Dave still gym trains four times a week at the St Paul’s gymnasium in Newfoundland Road following the closure of the Empire Sports Club. He is president of both the Premier Combination and Bristol and District leagues, a past president of the Avon League and vice-president, and founder member, of the Bristol Premier Sunday League.
He is also founder member of the ever-popular Fry Club Cup, along with its secretary Brian Davies, which began in the late 1960s, while he is a life member of Avon Amateur Athletic Association for his contribution to the local running scene.
“I well remember the night at Somerdale when a hot air balloon made an emergency landing on the pitch during a Fry Cup match and the players of both sides ran in all directions!” he laughed.
“There was also the time during a skiing holiday in Italy I visited the offices of the local La Stampa newspaper in Turin and was given a press pass for a league game between Torino and Verona.
“Whilst walking around the pitch for the match I was mistaken by a club official as the referee and, despite my protests, rushed to the dressing room until the appointed arbitro later arrived and everybody had a good laugh!”
Dave looks back fondly on 30 years of interviewing and presentation with the Bristol Royal Infirmary’s Friday night hospital sports programme, which “I only finished with during the past year or two”.
And then there was Almondsbury Greenway’s famous sprint to Wembley for their FA Vase final of 1979, which disappointingly ended in 4-1 defeat.

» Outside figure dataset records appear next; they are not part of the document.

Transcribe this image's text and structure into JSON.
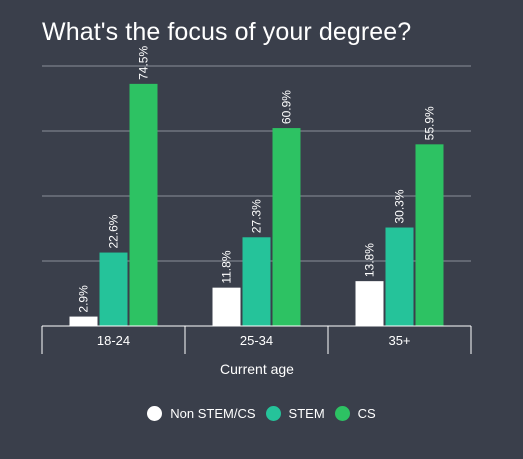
{
  "chart_data": {
    "type": "bar",
    "title": "What's the focus of your degree?",
    "xlabel": "Current age",
    "ylabel": "",
    "categories": [
      "18-24",
      "25-34",
      "35+"
    ],
    "series": [
      {
        "name": "Non STEM/CS",
        "color": "#ffffff",
        "values": [
          2.9,
          11.8,
          13.8
        ],
        "labels": [
          "2.9%",
          "11.8%",
          "13.8%"
        ]
      },
      {
        "name": "STEM",
        "color": "#25c39a",
        "values": [
          22.6,
          27.3,
          30.3
        ],
        "labels": [
          "22.6%",
          "27.3%",
          "30.3%"
        ]
      },
      {
        "name": "CS",
        "color": "#2dc263",
        "values": [
          74.5,
          60.9,
          55.9
        ],
        "labels": [
          "74.5%",
          "60.9%",
          "55.9%"
        ]
      }
    ],
    "ylim": [
      0,
      100
    ],
    "grid": true,
    "legend_position": "bottom-center"
  }
}
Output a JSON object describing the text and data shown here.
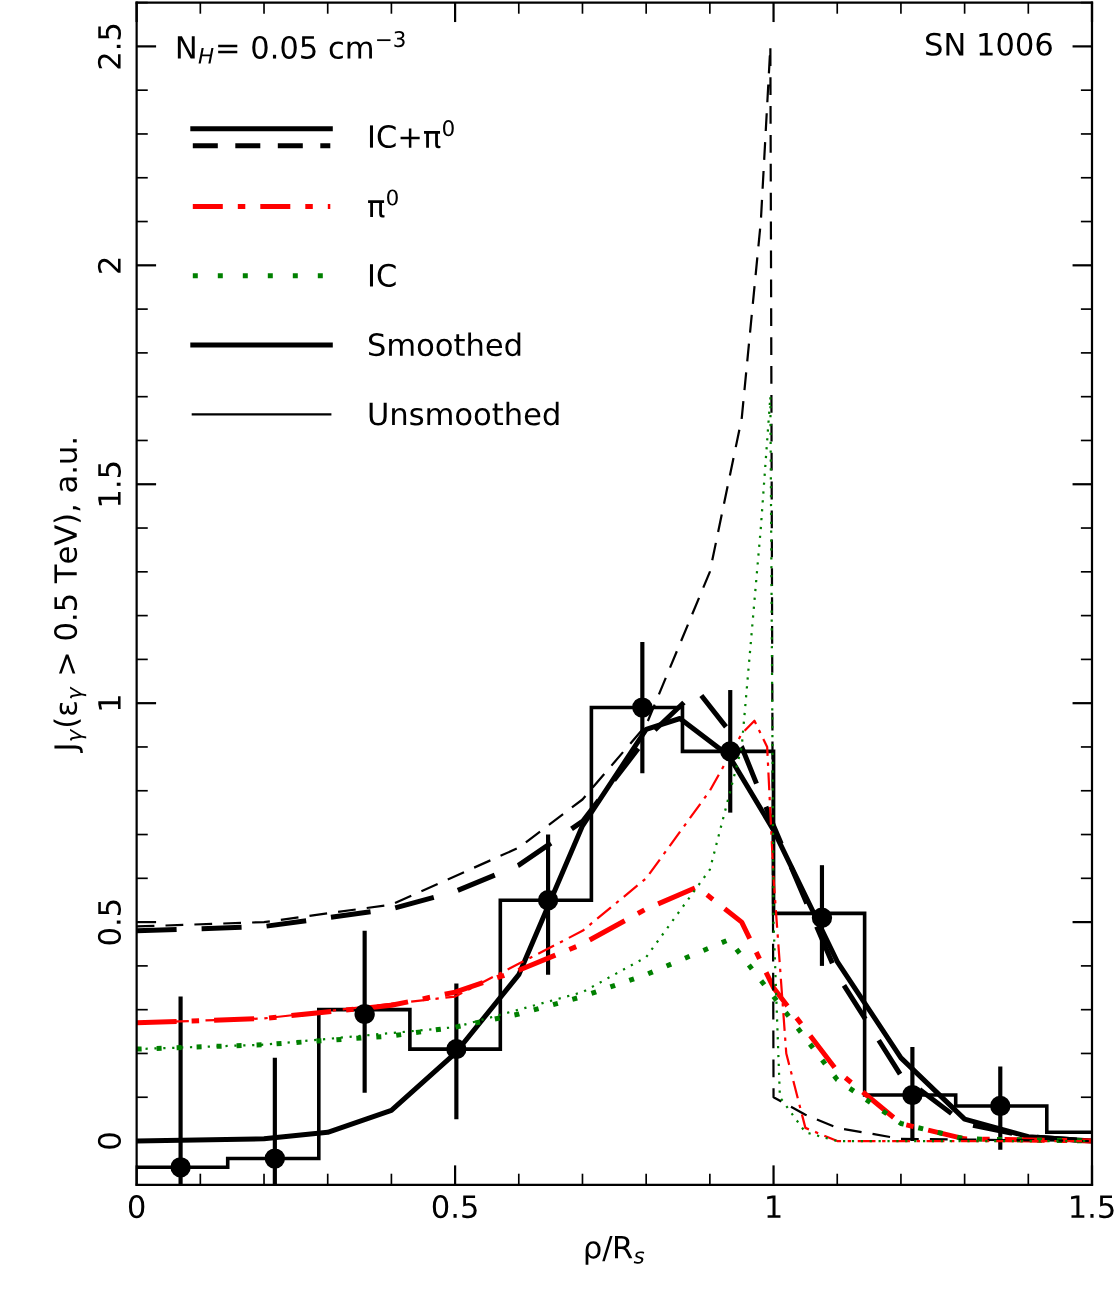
{
  "chart_data": {
    "type": "line",
    "xlabel": "ρ/R$_{s}$",
    "ylabel": "J$_{γ}$(ε$_{γ}$ > 0.5 TeV), a.u.",
    "annotations": [
      "N$_{H}$= 0.05 cm$^{−3}$",
      "SN 1006"
    ],
    "xlim": [
      0,
      1.5
    ],
    "ylim": [
      -0.1,
      2.6
    ],
    "xticks": [
      0,
      0.5,
      1,
      1.5
    ],
    "yticks": [
      0,
      0.5,
      1,
      1.5,
      2,
      2.5
    ],
    "grid": false,
    "legend": "top left",
    "series": [
      {
        "type": "histogram",
        "color": "#000000",
        "bins": [
          0,
          0.143,
          0.286,
          0.429,
          0.571,
          0.714,
          0.857,
          1.0,
          1.143,
          1.286,
          1.429,
          1.5
        ],
        "values": [
          -0.06,
          -0.04,
          0.3,
          0.21,
          0.55,
          0.99,
          0.89,
          0.52,
          0.105,
          0.08,
          0.02
        ]
      },
      {
        "type": "scatter",
        "color": "#000000",
        "marker": "circle",
        "x": [
          0.069,
          0.217,
          0.358,
          0.502,
          0.646,
          0.794,
          0.932,
          1.076,
          1.218,
          1.356
        ],
        "values": [
          -0.06,
          -0.04,
          0.29,
          0.21,
          0.55,
          0.99,
          0.89,
          0.51,
          0.105,
          0.08
        ],
        "errors": [
          [
            -0.1,
            0.33
          ],
          [
            -0.1,
            0.19
          ],
          [
            0.11,
            0.48
          ],
          [
            0.05,
            0.36
          ],
          [
            0.38,
            0.7
          ],
          [
            0.84,
            1.14
          ],
          [
            0.75,
            1.03
          ],
          [
            0.4,
            0.63
          ],
          [
            0,
            0.215
          ],
          [
            -0.02,
            0.17
          ]
        ]
      },
      {
        "name": "Smoothed",
        "color": "#000000",
        "line_style": "solid"
      },
      {
        "name": "IC+π$^{0}$",
        "color": "#000000",
        "line_style": "solid",
        "x": [
          0,
          0.2,
          0.3,
          0.4,
          0.5,
          0.6,
          0.7,
          0.8,
          0.853,
          0.93,
          1.0,
          1.1,
          1.2,
          1.3,
          1.4,
          1.5
        ],
        "values": [
          0.0,
          0.005,
          0.02,
          0.07,
          0.2,
          0.38,
          0.72,
          0.94,
          0.965,
          0.88,
          0.71,
          0.41,
          0.19,
          0.05,
          0.01,
          0.0
        ]
      },
      {
        "color": "#000000",
        "line_style": "dashed",
        "x": [
          0,
          0.2,
          0.4,
          0.5,
          0.6,
          0.7,
          0.8,
          0.88,
          0.95,
          1.0,
          1.1,
          1.2,
          1.3,
          1.4,
          1.5
        ],
        "values": [
          0.48,
          0.49,
          0.53,
          0.57,
          0.63,
          0.73,
          0.92,
          1.03,
          0.9,
          0.72,
          0.38,
          0.15,
          0.04,
          0.01,
          0.0
        ]
      },
      {
        "name": "π$^{0}$",
        "color": "#ff0000",
        "line_style": "dashdot",
        "x": [
          0,
          0.2,
          0.4,
          0.5,
          0.6,
          0.7,
          0.8,
          0.88,
          0.95,
          1.0,
          1.1,
          1.2,
          1.3,
          1.5
        ],
        "values": [
          0.27,
          0.28,
          0.31,
          0.34,
          0.39,
          0.45,
          0.53,
          0.58,
          0.5,
          0.35,
          0.16,
          0.04,
          0.005,
          0.0
        ]
      },
      {
        "name": "IC",
        "color": "#008000",
        "line_style": "dotted",
        "x": [
          0,
          0.2,
          0.4,
          0.5,
          0.6,
          0.7,
          0.8,
          0.93,
          1.0,
          1.1,
          1.2,
          1.3,
          1.5
        ],
        "values": [
          0.21,
          0.22,
          0.24,
          0.26,
          0.29,
          0.33,
          0.38,
          0.46,
          0.33,
          0.14,
          0.04,
          0.005,
          0.0
        ]
      },
      {
        "name": "Unsmoothed",
        "color": "#000000",
        "line_style": "solid"
      },
      {
        "color": "#000000",
        "line_style": "dashed",
        "x": [
          0,
          0.2,
          0.4,
          0.6,
          0.7,
          0.8,
          0.9,
          0.95,
          0.98,
          0.995,
          1.0,
          1.05,
          1.1,
          1.2,
          1.5
        ],
        "values": [
          0.49,
          0.5,
          0.54,
          0.67,
          0.78,
          0.95,
          1.3,
          1.65,
          2.1,
          2.5,
          0.1,
          0.06,
          0.03,
          0.005,
          0.0
        ]
      },
      {
        "color": "#ff0000",
        "line_style": "dashdot",
        "x": [
          0,
          0.2,
          0.5,
          0.7,
          0.8,
          0.9,
          0.95,
          0.97,
          0.99,
          1.0,
          1.02,
          1.05,
          1.1,
          1.5
        ],
        "values": [
          0.27,
          0.28,
          0.33,
          0.48,
          0.6,
          0.8,
          0.93,
          0.96,
          0.9,
          0.6,
          0.2,
          0.03,
          0.0,
          0.0
        ]
      },
      {
        "color": "#008000",
        "line_style": "dotted",
        "x": [
          0,
          0.2,
          0.5,
          0.7,
          0.8,
          0.9,
          0.95,
          0.98,
          0.995,
          1.0,
          1.01,
          1.05,
          1.1,
          1.5
        ],
        "values": [
          0.21,
          0.22,
          0.26,
          0.34,
          0.42,
          0.62,
          0.9,
          1.4,
          1.7,
          0.5,
          0.1,
          0.02,
          0.0,
          0.0
        ]
      }
    ]
  }
}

“They’d been the best local amateur team in our parts over many years and the first Bristol club to reach a Wembley final,” Dave said.
“We stayed in a hotel on the Friday night at the end of Wembley Way and the crowd Almondsbury took there was the biggest for an away match in amateur Bristol football history.
“I’d driven to Newcastle two years in a row to see Almondsbury’s back-to-back semi-finals, to cover them for local radio and papers.
“They, Bristol St George, Cadbury Heath and Lebeq Tavern Courage were the four best amateur teams in Bristol grassroots football in those times.”